Take air, for example. Which serves more, the air we breathe or the muck that corporations and their products emit into the air? The quiet of night, or the stereo systems that shatter that quiet? When a community garden becomes a condominium, the GDP increases; but life in the neighborhood is not automatically improved thereby. I’m not suggesting that we don’t need the products of the corporate economy; but rather that we need the production of the commons too, and often more. Yet the corporate economy keeps destroying these; and the experts keep calling it “growth” and good.

One giveaway is advertising. Corporations now spend upwards of $300 billion a year to cajole us to buy their products. They feel compelled to saturate the cognitive environment, to keep us in a buying mood. Why would they have to do this if we really needed their stuff? With the commons no such prodding is necessary. Central Park does not have to advertise its availability for jogging and picnics. Community gardens have long waiting lists, even without the benefit – if that’s the word – of thirty-second spots. Tap water needs no advertising; Coca Cola’s water needs a lot.

People use such commons because they are genuinely useful to them, and for that reason alone. This may be not be “economics;” but it is economy of the most basic kind. To put it another way, the mere use of a commons attests to its utility, and more effectively than does the pseudo-scientific price metric to which economists are attached. This insight comes from blogger johnrobert at http//, who points out that to measure economic value by price, as economists do, assumes an equal ability to pay, which is not the case.

“If everyone in a particular market had the same wealth and income, then the differences in their bids for the good within the market would reflect actual differences in their desire for the good and their expected utility from it. As soon as differences in wealth and income enter the picture, this measurement becomes skewed. For just one example, the ratio of vacation time taken by wealthy people to that taken by the working poor does not mean that wealthy people value their vacations more highly. The fact that a poor person has been priced out of the market doesn’t mean that he or she does not value that good.”

Johnrobert is talking economics talk here, which you have to do to be taken seriously by that crowd. In truth it’s a little nutty. In the textbooks we might “bid” for a latte at Starbucks; but I have yet to witness an actual auction there. Similarly, the notion of “utility” is one of the great tautologies of all time. You buy something; ergo the thing you buy is assumed to give you “utility,” whatever that is. What exactly is the “utility” of the Sara Lee pound cake that was scarfed down by a compulsive eater, who then hates him or herself for doing it? In the end, “utility” is just an attempt to cast an aroma of practicality and high seriousness around the consumption circus.

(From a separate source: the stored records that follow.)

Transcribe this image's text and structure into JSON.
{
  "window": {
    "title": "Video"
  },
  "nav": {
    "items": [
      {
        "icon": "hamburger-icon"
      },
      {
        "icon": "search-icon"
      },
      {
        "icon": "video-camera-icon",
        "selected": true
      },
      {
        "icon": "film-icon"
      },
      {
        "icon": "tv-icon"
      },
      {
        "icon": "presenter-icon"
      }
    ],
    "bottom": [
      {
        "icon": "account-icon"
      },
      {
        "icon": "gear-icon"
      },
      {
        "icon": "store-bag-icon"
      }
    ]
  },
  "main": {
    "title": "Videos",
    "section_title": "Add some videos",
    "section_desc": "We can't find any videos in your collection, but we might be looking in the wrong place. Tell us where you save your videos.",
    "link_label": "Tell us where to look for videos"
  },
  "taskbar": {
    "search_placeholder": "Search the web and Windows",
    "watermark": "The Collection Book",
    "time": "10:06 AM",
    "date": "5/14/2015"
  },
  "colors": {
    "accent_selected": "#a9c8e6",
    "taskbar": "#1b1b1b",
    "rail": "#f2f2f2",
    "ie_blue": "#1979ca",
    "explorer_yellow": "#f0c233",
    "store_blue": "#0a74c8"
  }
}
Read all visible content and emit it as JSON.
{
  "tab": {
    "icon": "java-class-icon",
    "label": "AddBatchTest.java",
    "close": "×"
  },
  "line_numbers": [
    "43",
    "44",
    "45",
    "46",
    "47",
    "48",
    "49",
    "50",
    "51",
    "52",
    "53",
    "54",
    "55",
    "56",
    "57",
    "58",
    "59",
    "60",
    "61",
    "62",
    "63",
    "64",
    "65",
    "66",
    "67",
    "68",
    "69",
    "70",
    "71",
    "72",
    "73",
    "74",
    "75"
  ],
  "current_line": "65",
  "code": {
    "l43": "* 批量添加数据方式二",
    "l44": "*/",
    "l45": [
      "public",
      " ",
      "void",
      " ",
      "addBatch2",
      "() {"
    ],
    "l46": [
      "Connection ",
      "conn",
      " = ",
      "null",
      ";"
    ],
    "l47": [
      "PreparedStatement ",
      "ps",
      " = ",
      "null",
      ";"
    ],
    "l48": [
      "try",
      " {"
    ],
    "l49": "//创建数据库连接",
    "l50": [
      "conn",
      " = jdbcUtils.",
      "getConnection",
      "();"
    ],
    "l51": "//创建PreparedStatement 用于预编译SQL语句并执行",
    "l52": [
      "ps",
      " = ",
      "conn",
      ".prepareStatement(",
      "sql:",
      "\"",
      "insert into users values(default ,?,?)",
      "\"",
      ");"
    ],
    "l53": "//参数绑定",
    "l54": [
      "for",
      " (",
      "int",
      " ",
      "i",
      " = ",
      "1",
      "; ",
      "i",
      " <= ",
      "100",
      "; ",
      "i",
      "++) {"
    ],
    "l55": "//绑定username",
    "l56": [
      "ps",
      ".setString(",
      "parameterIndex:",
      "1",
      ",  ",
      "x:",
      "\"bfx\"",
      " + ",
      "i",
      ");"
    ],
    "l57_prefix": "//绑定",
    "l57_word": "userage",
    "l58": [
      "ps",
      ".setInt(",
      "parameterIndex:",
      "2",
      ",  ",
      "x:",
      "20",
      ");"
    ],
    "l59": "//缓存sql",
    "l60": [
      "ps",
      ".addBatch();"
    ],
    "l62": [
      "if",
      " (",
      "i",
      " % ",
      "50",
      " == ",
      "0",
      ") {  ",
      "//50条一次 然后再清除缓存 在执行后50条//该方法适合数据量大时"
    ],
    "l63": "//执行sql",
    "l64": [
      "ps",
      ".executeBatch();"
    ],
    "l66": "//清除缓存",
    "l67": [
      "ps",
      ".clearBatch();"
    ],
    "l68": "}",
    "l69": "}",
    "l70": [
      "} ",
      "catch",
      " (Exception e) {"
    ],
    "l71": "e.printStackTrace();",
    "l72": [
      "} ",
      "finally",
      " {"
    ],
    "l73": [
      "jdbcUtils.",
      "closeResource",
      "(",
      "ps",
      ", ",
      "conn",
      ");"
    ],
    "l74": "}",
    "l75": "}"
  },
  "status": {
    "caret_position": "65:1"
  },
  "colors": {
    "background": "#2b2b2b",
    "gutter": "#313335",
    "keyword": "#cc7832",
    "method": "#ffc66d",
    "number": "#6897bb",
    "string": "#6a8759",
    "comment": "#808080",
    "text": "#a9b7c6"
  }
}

But when in Rome you speak as the Romans do. The point remains. The aggregate sales of a product tell us little about its actual value, even in conventional terms; because not everyone can afford to buy that product, even if they need it badly.  The conventional measures of “the economy,” which are based on total sales, miss the mark. The commons remains invisible because not transacted through money, even though it often serves more.

That people use a Central Park, or sit on a bench on Main Street, is compelling evidence of the value of those, even if that evidence does not come in a form amenable to regression analysis and Nobel Prizes.  This is not the whole story, as johnrobert acknowledges.  But neither is the conventional narrative the whole story either; and that’s his point.